「こがあな新聞を作っても誰も信じやせん。時正や桃弥君の立場が悪うなるだけじゃ。時正、新聞ははよう燃やしてしまえ」

「紘一、これは作り話じゃない。ほんまの話じゃ。これは未来の新聞じゃ、貴重な新聞じゃ、僕は燃やさん。僕の話を信じてくれ」

 紘一は溜息を吐きながら、腕組みをし暫く考え込んでいた。

「じゃあ桃弥君が未来から来たっちゅう証拠は?わしらにわかるように、証拠を見せてくれんね」

 証拠と言われても、新聞を信じて貰えないのなら、何を見せても無駄だ。俺はポケットから携帯電話と財布を取り出す。

「ごめん。これしか所持品はないんだ」

 2人は携帯電話を手にし、マジマジと見つめた。

「これはなんじゃ?見たこともない機械じゃ。新型の無線機か?」

「これは携帯電話だよ。写真や動画も撮れる。この時代では電波は通じないけど、充電はまだ残ってるから写真は見れる。ここには2016年の風景も写っている。中島地区は原爆投下後、平和記念公園として整備されたんだ。これがその平和記念公園、これが原爆死没者の慰霊碑、これは原爆ドーム」

 俺は2016年5月28日に撮影した画像を紘一や軍士に見せた。

「これが原爆ドーム……?これは産業奨励館じゃないんか」

「そうじゃ。これは産業奨励館じゃ。原爆投下で建物の大半を破壊したけど、産業奨励館は奇跡的に残ったんじゃ」

 紘一と軍士は時正の言葉に顔を見合わせた。俺の話を信用しなかった2人が、変わり果てた産業奨励館を目にし、その風景をバックに俺と時正が一緒に撮った写真を見て息をのんだ。

「これが未来の広島なら、なしてここに時正が写っとるんじゃ」

「僕は8月6日の朝、未来にタイムスリップしたんじゃ。そこで終戦を知った。翌日、桃弥君と平和記念公園に行った。突然豪雨になり雷光に包まれ……気がついたらまたここに戻っとったんじゃ。僕は奇跡的に未来と過去にタイムスリップした。今日は8月2日じゃ、まだ間に合うんじゃ。僕は広島の人を原爆から助けてやりたいんじゃ!」

「タイム……スリップ。時正が未来や過去に……?そがあなこと言われてもわしは信じられん。この写真は作りもんじゃ」

 軍士は携帯の画像を見ても、信じてはくれなかった。紘一は何度も画像に視線を落とす。

「軍士、わしは……時正が嘘をついとるとは思えん。時正が写真を細工するとは思えん。そがあなことをしても、何の得もなかろう。時正の言うとおり8月6日に米国が新型核爆弾を広島に落とすなら、みんなを退避させんといけん……」

「どうやって退避させるんじゃ。こがあな写真や新聞を見せたとこで、誰も信じやせん。広島の全市民を県外に退避させることは不可能じゃ」

「そがあなことはわかっとる。中島地区におる人だけでも避難させるんじゃ。寮のみんなには、8月6日は中島地区へは近づかんように伝える。それなら被害も最小限に抑えられるじゃろう」

 紘一は原爆の威力を知らない。敵国軍機から投下される爆弾と同じくらいの破壊力だと思っている。
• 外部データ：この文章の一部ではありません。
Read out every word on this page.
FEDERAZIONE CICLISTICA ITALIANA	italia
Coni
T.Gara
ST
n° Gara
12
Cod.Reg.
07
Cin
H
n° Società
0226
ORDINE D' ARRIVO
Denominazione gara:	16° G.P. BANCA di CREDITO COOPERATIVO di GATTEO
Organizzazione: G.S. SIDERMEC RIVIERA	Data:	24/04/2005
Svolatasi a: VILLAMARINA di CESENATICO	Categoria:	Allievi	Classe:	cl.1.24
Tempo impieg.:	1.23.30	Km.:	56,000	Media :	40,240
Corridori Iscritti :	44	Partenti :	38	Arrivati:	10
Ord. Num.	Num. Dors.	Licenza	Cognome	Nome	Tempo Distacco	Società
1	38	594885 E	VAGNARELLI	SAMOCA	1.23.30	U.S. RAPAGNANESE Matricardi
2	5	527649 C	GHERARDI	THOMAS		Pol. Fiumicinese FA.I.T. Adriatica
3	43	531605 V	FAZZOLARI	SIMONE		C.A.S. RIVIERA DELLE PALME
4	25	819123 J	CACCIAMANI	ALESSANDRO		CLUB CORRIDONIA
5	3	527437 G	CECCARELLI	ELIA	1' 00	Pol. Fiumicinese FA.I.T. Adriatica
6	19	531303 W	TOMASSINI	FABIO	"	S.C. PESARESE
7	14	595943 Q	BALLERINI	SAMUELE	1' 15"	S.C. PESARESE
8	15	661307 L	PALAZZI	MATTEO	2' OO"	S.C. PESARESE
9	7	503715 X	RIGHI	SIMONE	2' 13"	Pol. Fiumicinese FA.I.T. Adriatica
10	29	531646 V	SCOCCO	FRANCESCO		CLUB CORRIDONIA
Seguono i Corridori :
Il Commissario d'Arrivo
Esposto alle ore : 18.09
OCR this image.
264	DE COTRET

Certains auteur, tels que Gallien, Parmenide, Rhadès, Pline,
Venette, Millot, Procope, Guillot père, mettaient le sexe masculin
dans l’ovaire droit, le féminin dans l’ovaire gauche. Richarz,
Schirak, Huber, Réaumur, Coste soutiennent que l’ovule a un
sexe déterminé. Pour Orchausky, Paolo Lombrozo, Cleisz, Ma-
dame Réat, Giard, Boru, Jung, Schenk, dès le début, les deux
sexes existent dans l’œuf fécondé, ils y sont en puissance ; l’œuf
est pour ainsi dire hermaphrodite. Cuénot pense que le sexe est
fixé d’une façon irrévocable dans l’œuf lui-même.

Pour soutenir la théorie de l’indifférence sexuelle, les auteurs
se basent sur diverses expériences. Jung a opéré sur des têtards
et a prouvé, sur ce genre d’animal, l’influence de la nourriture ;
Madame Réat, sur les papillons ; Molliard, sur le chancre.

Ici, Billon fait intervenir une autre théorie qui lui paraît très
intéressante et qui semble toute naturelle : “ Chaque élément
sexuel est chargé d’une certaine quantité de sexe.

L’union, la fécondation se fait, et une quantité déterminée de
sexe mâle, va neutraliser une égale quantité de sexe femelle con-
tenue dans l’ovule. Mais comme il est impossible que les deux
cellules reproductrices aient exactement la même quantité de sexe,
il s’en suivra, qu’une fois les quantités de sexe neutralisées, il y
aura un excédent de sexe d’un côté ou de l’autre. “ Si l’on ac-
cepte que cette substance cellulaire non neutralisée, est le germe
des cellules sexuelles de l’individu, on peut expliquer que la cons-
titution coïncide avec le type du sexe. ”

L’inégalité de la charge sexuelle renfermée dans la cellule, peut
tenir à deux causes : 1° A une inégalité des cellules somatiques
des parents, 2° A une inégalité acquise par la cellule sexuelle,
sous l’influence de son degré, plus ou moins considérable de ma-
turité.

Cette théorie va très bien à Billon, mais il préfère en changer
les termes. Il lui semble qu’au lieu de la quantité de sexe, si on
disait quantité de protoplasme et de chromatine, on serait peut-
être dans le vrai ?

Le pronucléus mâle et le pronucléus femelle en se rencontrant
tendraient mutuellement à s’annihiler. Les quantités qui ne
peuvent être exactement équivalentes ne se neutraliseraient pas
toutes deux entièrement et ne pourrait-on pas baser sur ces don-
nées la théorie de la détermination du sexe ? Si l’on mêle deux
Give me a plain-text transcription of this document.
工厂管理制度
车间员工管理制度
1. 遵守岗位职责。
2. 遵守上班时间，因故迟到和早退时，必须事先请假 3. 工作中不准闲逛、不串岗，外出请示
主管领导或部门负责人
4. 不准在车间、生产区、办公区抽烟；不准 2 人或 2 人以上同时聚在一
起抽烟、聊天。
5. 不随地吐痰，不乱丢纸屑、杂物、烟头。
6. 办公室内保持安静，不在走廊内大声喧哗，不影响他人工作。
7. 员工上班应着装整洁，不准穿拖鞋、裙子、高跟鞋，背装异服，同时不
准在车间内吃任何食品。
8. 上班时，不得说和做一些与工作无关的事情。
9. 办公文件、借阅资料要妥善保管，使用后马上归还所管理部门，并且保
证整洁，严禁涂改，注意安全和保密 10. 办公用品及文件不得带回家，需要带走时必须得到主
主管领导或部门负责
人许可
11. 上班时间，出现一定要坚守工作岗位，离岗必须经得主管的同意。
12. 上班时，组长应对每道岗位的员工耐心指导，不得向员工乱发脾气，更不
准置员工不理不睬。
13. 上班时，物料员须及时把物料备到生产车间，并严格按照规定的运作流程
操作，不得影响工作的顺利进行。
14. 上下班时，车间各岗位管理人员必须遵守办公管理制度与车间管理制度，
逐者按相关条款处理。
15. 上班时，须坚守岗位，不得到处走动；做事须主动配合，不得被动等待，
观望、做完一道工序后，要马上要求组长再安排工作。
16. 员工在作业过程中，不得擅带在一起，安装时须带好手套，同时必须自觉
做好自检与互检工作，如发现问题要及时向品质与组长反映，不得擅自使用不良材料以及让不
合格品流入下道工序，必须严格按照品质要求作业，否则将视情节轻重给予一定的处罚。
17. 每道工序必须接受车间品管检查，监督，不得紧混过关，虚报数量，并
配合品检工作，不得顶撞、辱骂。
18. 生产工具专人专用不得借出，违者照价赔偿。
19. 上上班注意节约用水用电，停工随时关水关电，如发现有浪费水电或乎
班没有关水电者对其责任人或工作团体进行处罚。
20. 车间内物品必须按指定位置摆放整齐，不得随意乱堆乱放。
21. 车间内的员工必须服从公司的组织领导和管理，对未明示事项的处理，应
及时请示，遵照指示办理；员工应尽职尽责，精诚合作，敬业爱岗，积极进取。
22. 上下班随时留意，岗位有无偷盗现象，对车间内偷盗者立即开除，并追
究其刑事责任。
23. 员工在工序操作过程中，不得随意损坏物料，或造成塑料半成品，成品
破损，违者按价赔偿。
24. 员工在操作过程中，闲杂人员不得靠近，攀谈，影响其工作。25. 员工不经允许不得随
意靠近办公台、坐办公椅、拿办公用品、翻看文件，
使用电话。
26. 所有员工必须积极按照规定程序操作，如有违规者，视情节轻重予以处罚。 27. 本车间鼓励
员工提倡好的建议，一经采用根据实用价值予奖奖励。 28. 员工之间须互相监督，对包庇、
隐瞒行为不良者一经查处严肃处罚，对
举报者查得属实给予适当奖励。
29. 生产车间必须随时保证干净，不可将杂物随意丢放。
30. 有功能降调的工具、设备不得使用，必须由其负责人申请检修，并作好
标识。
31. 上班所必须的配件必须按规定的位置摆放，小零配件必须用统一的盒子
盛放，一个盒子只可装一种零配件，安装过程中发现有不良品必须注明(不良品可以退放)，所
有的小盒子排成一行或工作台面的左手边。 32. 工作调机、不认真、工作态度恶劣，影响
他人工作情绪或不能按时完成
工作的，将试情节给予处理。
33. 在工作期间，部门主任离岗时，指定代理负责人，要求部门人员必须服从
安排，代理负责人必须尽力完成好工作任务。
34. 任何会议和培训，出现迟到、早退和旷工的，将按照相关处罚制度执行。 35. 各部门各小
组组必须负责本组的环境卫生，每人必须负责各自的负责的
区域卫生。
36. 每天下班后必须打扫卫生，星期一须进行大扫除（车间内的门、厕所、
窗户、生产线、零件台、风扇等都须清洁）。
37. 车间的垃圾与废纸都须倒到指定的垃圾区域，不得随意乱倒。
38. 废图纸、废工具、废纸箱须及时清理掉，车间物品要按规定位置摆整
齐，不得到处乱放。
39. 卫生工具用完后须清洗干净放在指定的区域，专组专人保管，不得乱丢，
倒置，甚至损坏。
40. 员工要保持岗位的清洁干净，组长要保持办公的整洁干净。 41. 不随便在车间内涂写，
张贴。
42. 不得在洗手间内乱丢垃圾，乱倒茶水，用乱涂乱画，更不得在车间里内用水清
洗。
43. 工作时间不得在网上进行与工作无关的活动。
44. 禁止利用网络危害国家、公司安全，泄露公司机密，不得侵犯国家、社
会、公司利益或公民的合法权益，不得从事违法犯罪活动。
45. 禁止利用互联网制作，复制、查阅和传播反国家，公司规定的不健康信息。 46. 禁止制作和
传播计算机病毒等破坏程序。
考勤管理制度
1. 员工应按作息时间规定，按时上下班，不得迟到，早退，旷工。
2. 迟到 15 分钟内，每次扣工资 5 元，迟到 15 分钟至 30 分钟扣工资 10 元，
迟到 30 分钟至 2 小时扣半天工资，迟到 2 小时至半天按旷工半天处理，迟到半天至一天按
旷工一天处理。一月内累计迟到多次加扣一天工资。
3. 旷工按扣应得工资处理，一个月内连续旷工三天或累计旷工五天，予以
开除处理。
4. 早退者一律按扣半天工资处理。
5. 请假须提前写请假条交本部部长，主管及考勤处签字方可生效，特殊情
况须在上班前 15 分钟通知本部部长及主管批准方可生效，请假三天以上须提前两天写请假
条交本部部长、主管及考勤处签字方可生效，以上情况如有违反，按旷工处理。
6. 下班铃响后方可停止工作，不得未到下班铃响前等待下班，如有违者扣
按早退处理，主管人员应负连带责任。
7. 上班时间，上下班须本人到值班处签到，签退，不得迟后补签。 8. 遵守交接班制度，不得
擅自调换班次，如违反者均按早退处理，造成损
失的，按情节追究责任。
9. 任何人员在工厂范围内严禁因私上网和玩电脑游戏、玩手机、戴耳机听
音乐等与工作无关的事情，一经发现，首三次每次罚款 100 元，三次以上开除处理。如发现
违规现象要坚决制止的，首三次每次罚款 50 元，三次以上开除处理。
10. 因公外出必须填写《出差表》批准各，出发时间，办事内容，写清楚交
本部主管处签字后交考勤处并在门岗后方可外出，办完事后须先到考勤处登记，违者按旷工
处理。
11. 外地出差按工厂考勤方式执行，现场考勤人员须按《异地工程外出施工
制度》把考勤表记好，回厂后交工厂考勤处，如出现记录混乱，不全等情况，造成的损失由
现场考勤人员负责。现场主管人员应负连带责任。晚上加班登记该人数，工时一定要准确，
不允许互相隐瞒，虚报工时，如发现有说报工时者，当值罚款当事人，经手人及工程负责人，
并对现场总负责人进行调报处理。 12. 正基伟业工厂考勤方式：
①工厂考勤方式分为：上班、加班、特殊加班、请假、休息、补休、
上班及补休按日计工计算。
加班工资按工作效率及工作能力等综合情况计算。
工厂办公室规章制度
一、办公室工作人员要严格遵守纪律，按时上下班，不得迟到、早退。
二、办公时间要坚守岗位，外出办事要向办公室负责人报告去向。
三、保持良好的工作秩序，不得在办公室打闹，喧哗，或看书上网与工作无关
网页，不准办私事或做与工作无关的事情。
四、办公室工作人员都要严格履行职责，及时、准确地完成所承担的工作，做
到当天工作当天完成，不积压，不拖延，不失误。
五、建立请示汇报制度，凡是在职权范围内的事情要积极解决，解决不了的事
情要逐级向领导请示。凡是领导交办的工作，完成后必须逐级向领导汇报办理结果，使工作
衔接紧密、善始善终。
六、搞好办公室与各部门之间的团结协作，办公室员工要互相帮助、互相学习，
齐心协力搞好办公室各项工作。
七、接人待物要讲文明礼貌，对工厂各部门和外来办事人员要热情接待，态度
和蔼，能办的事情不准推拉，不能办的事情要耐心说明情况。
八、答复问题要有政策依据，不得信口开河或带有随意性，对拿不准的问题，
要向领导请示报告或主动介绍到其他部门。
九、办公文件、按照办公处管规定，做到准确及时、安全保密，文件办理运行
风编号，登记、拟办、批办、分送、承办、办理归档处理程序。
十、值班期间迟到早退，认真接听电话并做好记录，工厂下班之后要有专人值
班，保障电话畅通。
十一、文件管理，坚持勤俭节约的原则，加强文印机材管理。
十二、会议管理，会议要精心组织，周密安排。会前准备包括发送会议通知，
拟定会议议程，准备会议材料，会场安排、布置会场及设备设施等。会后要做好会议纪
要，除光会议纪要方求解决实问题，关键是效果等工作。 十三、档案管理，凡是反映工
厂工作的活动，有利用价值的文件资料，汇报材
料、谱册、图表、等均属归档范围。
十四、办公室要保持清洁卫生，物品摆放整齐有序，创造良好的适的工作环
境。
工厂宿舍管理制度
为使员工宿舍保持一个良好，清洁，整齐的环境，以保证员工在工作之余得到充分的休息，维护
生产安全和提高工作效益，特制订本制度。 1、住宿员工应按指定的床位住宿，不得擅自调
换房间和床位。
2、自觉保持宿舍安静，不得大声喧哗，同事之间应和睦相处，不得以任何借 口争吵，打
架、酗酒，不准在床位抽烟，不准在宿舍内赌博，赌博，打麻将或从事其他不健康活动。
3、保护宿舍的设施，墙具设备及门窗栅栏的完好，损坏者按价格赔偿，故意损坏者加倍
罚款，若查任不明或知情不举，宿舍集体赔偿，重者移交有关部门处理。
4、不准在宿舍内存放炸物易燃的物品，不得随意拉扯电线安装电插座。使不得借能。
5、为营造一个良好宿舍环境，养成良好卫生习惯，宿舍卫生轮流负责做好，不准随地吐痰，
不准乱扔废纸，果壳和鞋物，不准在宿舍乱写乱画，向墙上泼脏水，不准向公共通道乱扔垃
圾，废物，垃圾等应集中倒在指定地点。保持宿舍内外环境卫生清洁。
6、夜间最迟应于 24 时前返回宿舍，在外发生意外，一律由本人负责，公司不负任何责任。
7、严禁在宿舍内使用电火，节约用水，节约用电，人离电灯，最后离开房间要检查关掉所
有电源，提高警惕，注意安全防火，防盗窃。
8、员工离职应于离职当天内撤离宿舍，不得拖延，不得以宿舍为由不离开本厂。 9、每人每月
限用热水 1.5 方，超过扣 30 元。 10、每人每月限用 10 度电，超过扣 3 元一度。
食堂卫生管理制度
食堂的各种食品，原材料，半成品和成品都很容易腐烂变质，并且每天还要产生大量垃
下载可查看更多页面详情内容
 軍士は俺達の話を聞いても、まだ考え込んでいた。暫くして、重い口を開く。

「和男ですら信じてくれんのに、どうやって寮の仲間や市民を説得するんじゃ。駐在に捕まったらわしらも終わりじゃぞ」

 みんなを巻き込むわけにはいかない。警察や陸軍に捕らわれることを、みんなは恐れているんだ。

 重苦しい空気の中、俺は口を開く。

「紘一さんや軍士さんに迷惑は掛けません。紙を手に入れてもらえませんか。印刷が出来ないなら手書きで警告文を書きます。中島地区の皆さんに退避するように警告します。もし警察に咎められても、俺が全責任を負います。鉄道寮の皆さんに迷惑なんて掛けません」

「桃弥君……。わしも警告文を書くよ」

 紘一が俺達に賛同してくれた。

「わかった。桃弥君がそこまで言うなら、わしも字は得意じゃ。手つどうちゃる」

 軍士の力強い言葉に、時正も俺も深く頷いた。